Eventually the time may come to bring a branch to a new kernel version. The ultimate goal is to have a tree on the kernel you want with the features you want with the git history you want. This leaves a lot of options open as to how you produce a tree which meets those requirements. If you’re lucky, some of the patches in the tree will already be present in the new kernel which means they no longer need to be maintained. Inevitably, some of the patches are not yet upstream which means that conflicts for each patch/file must be worked through via the backport logic. Once all conflicts are resolved, new features in the kernel need to be evaluated. A Fedora major rebase can take about a day or two depending on conflicts and the type. Rawhide typically takes an hour or two during the merge window, less during -rc times. A tree with lots of out of tree patches and drivers can take weeks to get compiling and then more weeks to test and verify.

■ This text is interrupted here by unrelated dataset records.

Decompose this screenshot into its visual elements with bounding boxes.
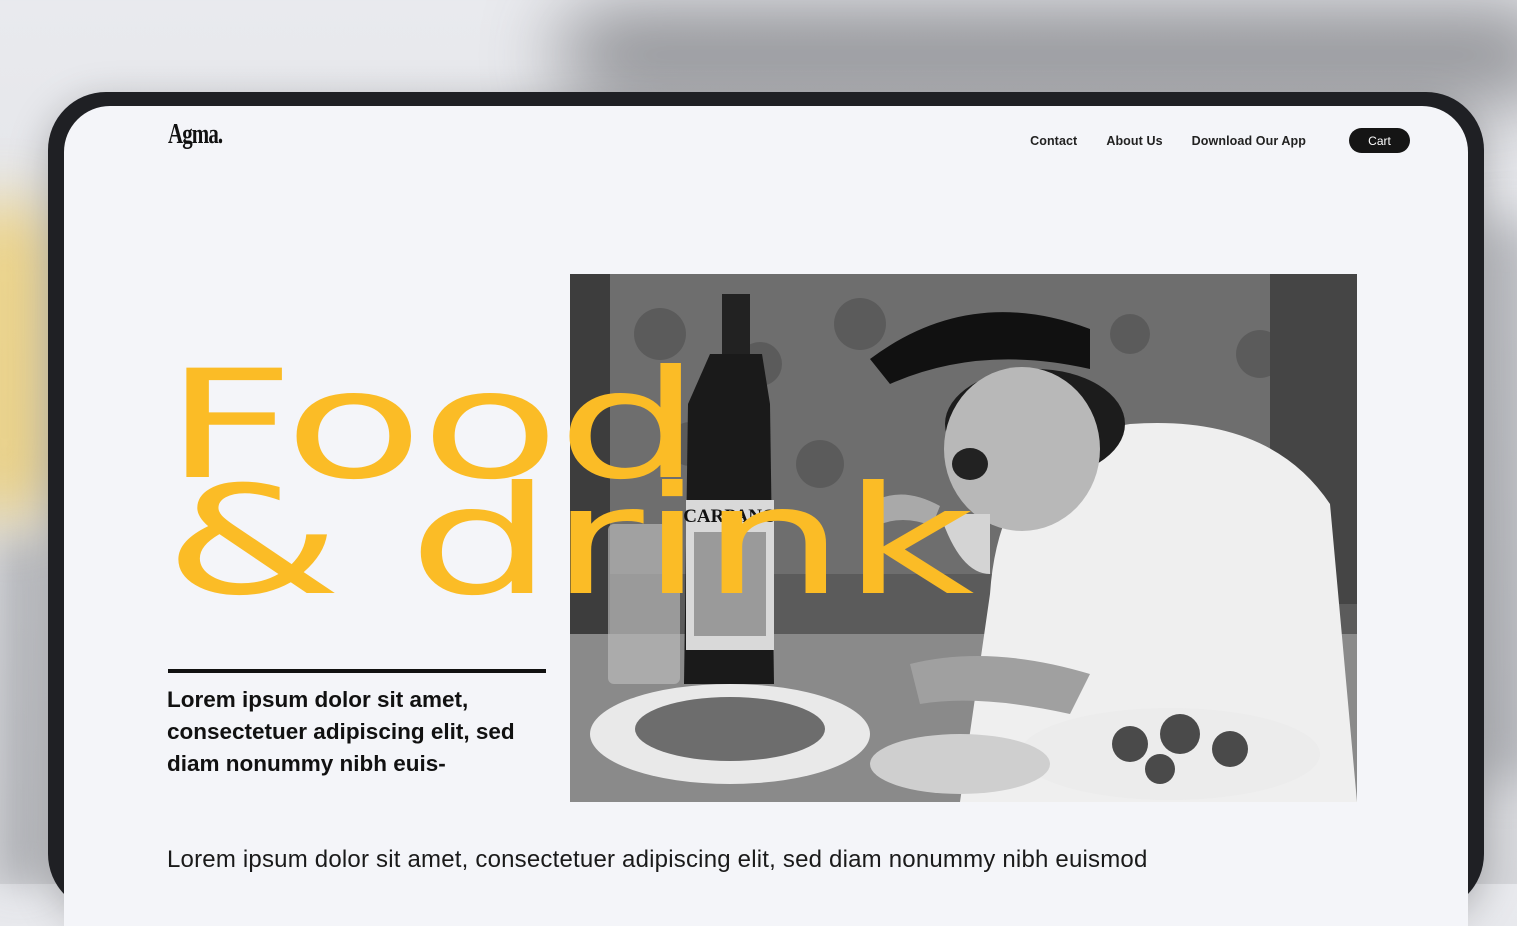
body-paragraph: Lorem ipsum dolor sit amet, consectetuer… (167, 846, 1148, 873)
device-frame: Agma. Contact About Us Download Our App … (48, 92, 1484, 926)
headline-divider (168, 669, 546, 673)
nav-link-download-app[interactable]: Download Our App (1192, 134, 1306, 148)
nav-link-contact[interactable]: Contact (1030, 134, 1077, 148)
hero-headline: Food & drink (164, 351, 974, 629)
screen: Agma. Contact About Us Download Our App … (64, 106, 1468, 926)
backdrop-accent (0, 200, 50, 520)
backdrop-accent-left (0, 540, 40, 884)
headline-line-2: & drink (164, 455, 974, 629)
brand-logo[interactable]: Agma. (168, 118, 223, 151)
backdrop-shadow (560, 10, 1517, 100)
nav-link-about-us[interactable]: About Us (1106, 134, 1162, 148)
lead-paragraph: Lorem ipsum dolor sit amet, consectetuer… (167, 687, 515, 776)
cart-button[interactable]: Cart (1349, 128, 1410, 153)
top-nav: Contact About Us Download Our App Cart (1030, 128, 1410, 153)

What’s the conclusion here? Maintaining kernel trees and branches takes developer effort and time. This work can easily fill a full time job. Getting code into the mainline reduces some of the maintenance burden for upgrading to a new kernel version. For some trees though there may always be patches which need to be carried. Ultimately, branch work is a trade off of changing the code base for features/fixes vs. not changing and spending that development time elsewhere. For companies that have their own trees, throw in some buzzwords when having this discussion (“business need”, “value add”, “deliverables”, “customer ask”, “resources”). The two sides are constantly at odds and it only gets worse the older the branch gets. Human problems are the hardest to solve in technology.